Attenzione alle trappole:

Il metodo rapido con il dito funziona al 95% per un controllo di routine. Mostra i suoi limiti in tre casi:

  1. Prima installazione di una catena nuova: Nei primi 300 chilometri, si allenta di 5-8 mm. Controllo imperativo a 100 km, 300 km poi 500 km. Poi, ritorno al ritmo normale.
  1. Moto con forcellone lungo (custom, certe trail): L'escursione verticale può ingannare. Una catena troppo tesa su queste macchine si vede meglio girando la ruota e osservando se il movimento è fluido o a scatti.
  1. Trasmissione disallineata: Se i pignoni anteriore e posteriore non sono nello stesso piano, la catena si usura di traverso. Il gioco misurato sarà corretto, ma la durata divisa per tre. Controlla l'allineamento con un filo o un laser ogni 5000 km.

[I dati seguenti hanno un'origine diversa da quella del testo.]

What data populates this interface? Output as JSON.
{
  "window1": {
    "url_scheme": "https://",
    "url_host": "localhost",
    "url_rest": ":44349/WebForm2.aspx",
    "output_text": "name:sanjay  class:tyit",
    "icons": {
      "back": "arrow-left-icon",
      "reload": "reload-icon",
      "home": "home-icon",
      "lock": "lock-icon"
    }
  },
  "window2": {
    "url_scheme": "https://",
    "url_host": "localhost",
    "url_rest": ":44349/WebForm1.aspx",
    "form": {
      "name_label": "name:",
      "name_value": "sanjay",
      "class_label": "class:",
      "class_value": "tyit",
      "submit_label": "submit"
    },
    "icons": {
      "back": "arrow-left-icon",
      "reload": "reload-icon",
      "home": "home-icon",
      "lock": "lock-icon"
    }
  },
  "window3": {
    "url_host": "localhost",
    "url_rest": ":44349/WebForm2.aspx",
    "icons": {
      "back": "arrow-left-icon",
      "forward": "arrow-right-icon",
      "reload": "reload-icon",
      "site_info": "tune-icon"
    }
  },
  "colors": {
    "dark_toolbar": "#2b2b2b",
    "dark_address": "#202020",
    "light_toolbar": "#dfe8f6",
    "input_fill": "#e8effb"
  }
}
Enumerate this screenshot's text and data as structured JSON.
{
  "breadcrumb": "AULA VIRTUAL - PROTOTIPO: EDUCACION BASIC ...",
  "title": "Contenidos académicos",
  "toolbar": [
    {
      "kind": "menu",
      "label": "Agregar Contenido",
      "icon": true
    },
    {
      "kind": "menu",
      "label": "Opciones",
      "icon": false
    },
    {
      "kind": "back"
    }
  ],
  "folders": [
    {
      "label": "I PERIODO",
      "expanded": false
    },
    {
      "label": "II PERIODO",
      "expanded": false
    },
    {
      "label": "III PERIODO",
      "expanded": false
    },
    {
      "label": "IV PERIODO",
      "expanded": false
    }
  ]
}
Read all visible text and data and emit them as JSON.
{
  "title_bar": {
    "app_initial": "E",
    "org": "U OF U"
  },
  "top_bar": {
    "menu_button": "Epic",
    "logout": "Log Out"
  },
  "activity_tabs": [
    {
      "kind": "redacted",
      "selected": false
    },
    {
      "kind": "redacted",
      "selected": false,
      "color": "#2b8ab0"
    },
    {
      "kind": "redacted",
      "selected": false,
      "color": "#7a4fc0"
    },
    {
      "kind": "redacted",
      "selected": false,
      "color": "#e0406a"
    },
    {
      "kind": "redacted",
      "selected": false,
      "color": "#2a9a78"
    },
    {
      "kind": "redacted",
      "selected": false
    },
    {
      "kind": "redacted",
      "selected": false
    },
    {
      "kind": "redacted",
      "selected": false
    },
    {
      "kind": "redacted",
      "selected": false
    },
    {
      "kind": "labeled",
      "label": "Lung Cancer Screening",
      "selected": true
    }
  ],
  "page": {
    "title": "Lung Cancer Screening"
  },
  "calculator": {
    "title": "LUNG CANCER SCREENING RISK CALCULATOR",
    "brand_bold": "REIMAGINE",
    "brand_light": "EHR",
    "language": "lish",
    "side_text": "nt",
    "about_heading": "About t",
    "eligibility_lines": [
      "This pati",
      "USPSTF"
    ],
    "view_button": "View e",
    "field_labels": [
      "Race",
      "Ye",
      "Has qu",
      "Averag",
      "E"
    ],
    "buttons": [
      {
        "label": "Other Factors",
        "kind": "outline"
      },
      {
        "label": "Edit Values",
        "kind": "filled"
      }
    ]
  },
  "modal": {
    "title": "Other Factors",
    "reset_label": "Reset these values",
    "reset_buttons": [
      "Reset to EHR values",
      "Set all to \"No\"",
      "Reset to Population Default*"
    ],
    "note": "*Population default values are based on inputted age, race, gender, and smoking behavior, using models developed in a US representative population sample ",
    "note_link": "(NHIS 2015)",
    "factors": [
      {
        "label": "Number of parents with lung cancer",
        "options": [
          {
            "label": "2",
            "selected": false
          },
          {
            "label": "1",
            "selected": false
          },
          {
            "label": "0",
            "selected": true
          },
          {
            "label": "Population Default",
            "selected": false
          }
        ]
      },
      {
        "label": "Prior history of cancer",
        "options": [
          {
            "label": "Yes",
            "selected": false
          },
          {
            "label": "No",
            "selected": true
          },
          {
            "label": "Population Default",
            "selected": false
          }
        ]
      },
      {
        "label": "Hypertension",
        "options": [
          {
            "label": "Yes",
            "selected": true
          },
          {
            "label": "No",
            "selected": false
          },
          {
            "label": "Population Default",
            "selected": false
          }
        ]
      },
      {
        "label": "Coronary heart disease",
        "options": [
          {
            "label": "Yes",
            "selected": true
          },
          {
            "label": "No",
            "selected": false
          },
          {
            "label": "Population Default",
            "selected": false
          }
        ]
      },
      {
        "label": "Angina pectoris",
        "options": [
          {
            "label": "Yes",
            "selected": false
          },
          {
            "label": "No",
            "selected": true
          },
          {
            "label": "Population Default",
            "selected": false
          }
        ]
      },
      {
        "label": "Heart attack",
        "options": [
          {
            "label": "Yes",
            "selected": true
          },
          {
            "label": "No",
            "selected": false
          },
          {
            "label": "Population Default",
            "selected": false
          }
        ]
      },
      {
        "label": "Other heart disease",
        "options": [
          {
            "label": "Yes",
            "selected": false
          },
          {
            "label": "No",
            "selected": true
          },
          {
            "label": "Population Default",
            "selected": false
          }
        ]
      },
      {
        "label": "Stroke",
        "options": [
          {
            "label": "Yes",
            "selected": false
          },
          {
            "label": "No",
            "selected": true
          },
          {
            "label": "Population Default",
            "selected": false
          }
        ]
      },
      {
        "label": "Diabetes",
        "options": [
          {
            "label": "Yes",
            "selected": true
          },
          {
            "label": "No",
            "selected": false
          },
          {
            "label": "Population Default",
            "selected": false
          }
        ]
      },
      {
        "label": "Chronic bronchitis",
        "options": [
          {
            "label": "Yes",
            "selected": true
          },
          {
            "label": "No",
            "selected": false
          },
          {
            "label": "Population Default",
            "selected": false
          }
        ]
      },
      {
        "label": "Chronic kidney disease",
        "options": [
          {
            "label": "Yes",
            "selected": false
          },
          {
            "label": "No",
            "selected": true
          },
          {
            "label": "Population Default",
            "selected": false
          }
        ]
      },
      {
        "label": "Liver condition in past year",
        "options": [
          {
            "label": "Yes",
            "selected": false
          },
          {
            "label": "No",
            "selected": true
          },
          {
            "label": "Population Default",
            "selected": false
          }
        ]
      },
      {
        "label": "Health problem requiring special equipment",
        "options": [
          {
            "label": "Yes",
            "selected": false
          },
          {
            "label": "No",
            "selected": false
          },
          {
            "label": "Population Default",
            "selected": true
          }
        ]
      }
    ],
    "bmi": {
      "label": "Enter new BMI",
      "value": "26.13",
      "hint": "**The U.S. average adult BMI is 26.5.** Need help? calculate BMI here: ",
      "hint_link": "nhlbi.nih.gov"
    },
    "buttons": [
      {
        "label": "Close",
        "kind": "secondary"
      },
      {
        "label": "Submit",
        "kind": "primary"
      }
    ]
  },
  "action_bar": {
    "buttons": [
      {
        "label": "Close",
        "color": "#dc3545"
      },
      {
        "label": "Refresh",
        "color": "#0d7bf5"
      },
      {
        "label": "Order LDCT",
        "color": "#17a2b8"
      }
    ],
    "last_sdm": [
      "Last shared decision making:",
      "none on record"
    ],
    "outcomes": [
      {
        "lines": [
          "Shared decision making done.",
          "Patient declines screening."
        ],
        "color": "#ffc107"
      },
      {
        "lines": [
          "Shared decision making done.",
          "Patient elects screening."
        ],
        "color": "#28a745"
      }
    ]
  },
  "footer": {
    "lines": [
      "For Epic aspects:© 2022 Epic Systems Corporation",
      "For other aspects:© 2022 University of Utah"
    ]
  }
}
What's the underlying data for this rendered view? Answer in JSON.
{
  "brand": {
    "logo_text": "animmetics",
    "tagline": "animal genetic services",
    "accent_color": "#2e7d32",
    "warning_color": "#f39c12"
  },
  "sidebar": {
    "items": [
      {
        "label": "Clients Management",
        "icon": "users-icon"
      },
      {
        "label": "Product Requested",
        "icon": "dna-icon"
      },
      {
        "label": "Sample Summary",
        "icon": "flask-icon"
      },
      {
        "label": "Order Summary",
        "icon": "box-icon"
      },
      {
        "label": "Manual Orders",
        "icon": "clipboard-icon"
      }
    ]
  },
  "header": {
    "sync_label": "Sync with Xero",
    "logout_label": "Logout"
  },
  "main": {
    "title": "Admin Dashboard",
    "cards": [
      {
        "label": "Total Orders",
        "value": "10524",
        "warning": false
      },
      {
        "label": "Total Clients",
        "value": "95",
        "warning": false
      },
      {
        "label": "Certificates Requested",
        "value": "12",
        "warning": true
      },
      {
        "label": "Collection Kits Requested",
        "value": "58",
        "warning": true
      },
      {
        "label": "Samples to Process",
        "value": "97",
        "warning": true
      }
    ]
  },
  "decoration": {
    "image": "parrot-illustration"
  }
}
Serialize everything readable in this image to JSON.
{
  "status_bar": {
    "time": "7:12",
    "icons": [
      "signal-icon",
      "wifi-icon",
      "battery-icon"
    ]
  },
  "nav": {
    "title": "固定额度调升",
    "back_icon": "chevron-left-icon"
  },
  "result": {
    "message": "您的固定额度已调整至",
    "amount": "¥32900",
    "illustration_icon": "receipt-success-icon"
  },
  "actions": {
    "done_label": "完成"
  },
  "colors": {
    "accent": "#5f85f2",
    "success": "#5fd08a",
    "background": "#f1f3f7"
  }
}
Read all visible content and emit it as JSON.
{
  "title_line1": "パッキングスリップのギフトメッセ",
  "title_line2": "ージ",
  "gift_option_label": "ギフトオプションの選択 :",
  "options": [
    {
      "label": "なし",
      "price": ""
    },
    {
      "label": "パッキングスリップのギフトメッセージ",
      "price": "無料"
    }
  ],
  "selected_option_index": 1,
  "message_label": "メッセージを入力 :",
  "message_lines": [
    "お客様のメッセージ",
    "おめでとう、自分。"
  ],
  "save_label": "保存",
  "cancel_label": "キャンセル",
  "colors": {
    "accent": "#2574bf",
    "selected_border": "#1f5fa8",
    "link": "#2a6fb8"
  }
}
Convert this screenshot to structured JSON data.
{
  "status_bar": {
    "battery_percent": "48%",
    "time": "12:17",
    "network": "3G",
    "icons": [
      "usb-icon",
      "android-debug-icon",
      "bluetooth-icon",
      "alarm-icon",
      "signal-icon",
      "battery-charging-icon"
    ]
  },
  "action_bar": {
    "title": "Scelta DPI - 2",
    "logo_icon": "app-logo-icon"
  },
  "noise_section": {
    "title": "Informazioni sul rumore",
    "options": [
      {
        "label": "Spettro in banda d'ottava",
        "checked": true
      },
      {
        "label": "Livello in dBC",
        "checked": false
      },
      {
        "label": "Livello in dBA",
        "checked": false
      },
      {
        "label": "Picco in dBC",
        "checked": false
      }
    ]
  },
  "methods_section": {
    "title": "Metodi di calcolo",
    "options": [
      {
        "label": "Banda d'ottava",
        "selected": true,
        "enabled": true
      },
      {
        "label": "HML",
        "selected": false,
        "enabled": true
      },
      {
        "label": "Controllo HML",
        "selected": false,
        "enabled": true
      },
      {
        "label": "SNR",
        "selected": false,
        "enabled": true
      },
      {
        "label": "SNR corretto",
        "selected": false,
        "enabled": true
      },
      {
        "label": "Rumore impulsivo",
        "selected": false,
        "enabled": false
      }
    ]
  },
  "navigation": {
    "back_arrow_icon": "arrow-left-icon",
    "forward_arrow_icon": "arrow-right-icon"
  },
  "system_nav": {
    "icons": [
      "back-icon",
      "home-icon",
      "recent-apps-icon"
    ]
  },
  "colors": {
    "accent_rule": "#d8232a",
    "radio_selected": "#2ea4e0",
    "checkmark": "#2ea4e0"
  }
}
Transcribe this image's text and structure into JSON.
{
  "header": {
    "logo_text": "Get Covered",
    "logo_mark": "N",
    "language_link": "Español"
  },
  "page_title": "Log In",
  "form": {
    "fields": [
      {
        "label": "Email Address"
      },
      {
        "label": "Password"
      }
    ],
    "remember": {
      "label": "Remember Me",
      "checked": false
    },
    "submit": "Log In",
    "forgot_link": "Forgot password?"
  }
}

Un kit catena di qualità (DID 520 VX3 o equivalente) costa circa 120 € in 520 (roadster medie cilindrate), 180 € in 525 (grosse cilindrate), manodopera compresa tra 80 e 120 € secondo l'officina. Contare 1h30 di lavoro per un meccanico che conosce la macchina.

In sintesi

Tre punti da ricordare:

  1. Controllo ogni 800-1000 km con il metodo del dito nel punto più teso della catena: tra 25 e 40 mm di escursione verticale secondo la tua macchina (verifica il manuale). Quattro punti di misura minimo girando la ruota.
  1. Ascolta la tua trasmissione: battiti = troppo lenta, fischi = troppo tesa, entrambi uccidono i cuscinetti e costano 10 volte il prezzo di un kit catena. Il silenzio e la fluidità indicano una tensione corretta.
  1. Sostituisci al minimo dubbio sullo stato degli O-ring, il gioco laterale tra le maglie o lo scarto di tensione superiore a 10 mm su un giro di ruota. Una catena che si rompe a 110 km/h fa molti più danni dei 200 € del kit di sostituzione.